Это был, кажется, Пилий.
— Ну, ну, — одобрительно прогудел Зевс, — вроде по делу поют, по нашему делу…
Поэты соревновались.
— Это про груди и женские выпуклости что ли? — рассудил всецарь.
Это долетел до богов голос Тезея.
— О чем они все-таки, — насторожился Зевс.
— Они не про женские прелести, они восхваляют море, по которому плывут, — пояснил Гермес.
— Поэты… опять поют не о том, о чем надо, — рассердился всецарь.
— Про море, вокруг которого смертные расселись, как лягушки на берегах пруда, добавил Арес злорадно.
— Ослы гремучие, — вырвалось у Аполлона.
— Пьяницы, — добавил Дионис, но без всякого осуждения.
— Они — из твоих сочинителей, — мстительно вставил Арес, глядя на Аполлона.
— Нужны они мне, — пренебрежительно скривился водитель муз.
— Не нужны? — заинтересовался Дионис.
— Хватит, — махнул рукой всецарь.
И картинка тут же изменилась, быстро понеслась над волнами моря, над его простором, достигла берега, пронеслась над сушей и остановилась на поляне близ лесистого склона горы Иды, где на стволе поваленного дерева сидел мальчик лет восьми в широких штанишках и потертой тунике и надевал на голову фригийский колпак, но колпак улетел, зацепившись за не замеченную ребенком сухую ветку.
— Парис… Он знает вкус молока медведицы, — сказал Гермес.
— Вот ему и решать, кому достанется это проклятое яблоко, — объявил Зевс.
— Ка-ак?! Почему? — крайнее замешательство, оторопь, растерянность охватили все божественное собрание.
— Он же еще маленький, — пыталась поправить положение Гера.
— Вырастет, — пообещал всецарь. — И кончим на этом.
Из чертогов Зевса Аполлон, Дионис и Арес вылетали вместе, держась друг друга.
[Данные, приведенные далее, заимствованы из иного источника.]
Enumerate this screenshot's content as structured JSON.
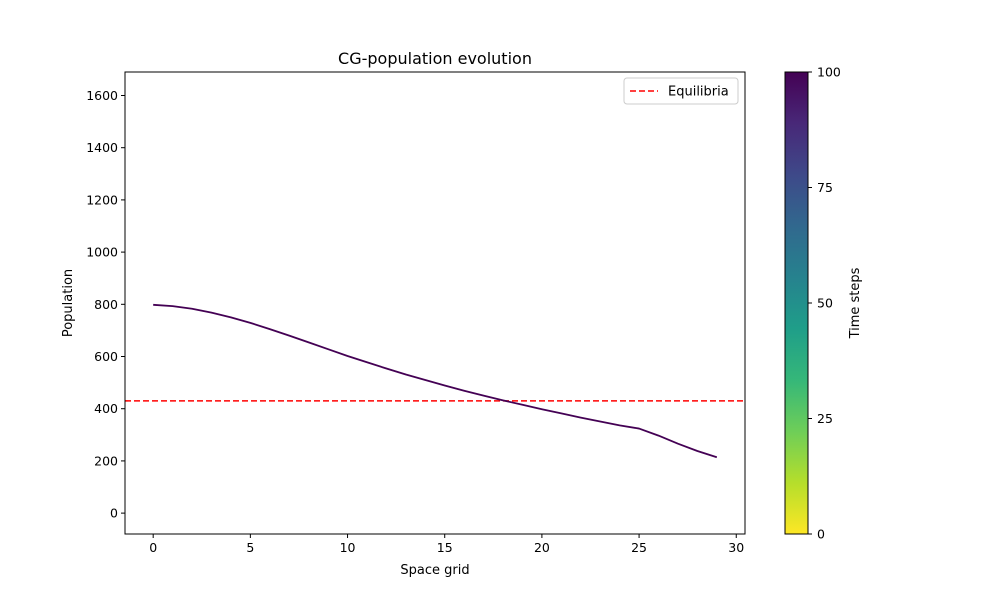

Мало ли как встретят каждого в отдельности, как приветят каждого из них богини, поручения которых они взялись выполнять. Вместе как-то спокойней. Летели бессмертные дружной троицей, словно не они только что остро соперничали.
— Значит, поэты тебе, Аполлон, не нужны, — уточнил Дионис деловито.
— Можешь забрать их себе, — проворчал тот.
— Певцы все-таки, — рассудил Дионис.
— Они и безголосые бывают, — презрительно прогудел Аполлон.
— Сплошь и рядом, — согласился Дионис. — Значит, забираю. Ты — свидетель, — повернулся он к Аресу.
И чтобы отвлечь братьев от только что сказанного, раскатисто захохотал:
— Ловко рассудил наш отче.
— Как это? — не понял Арес.
— А так, если что случится из-за яблока, отвечать придется Парису. Пусть только вырастет.
— Ха-ха-ха, — загрохотали и Аполлон, и Арес.
Дионис тоже подхохатывал: он один был в выгоде от встречи. Если яблоко для прекраснейшей из богинь никому пока и не досталось, то поэтов под шумок закрепил с сего дня Дионис за собой.
Никаких амазонок не было. Все это сказки, этак лет через тысячи две установят мужчины. Некоторые из них, правда, не то чтобы засомневаются в этой правде своей, а вроде как почувствуют, что чего-то стало не хватать, что важное нечто утрачено. А чувство такое, между прочим, тоже своеобразное свидетельство в пользу амазонок, а не в пользу тех мужчин, которые две тысячи лет спустя заявят: не было, и все тут.
Но ведь остается и, так сказать, веское доказательство. О существовании амазонок свидетельствует сама древность. Уже для античных греков существовала древность-свидетель. Да, она свидетельствовала не самыми безупречными способами — передаваемыми из поколения в поколение россказнями, версиями, легендами. Но само-то понятие «свидетель-древность» никто не в силах отменить.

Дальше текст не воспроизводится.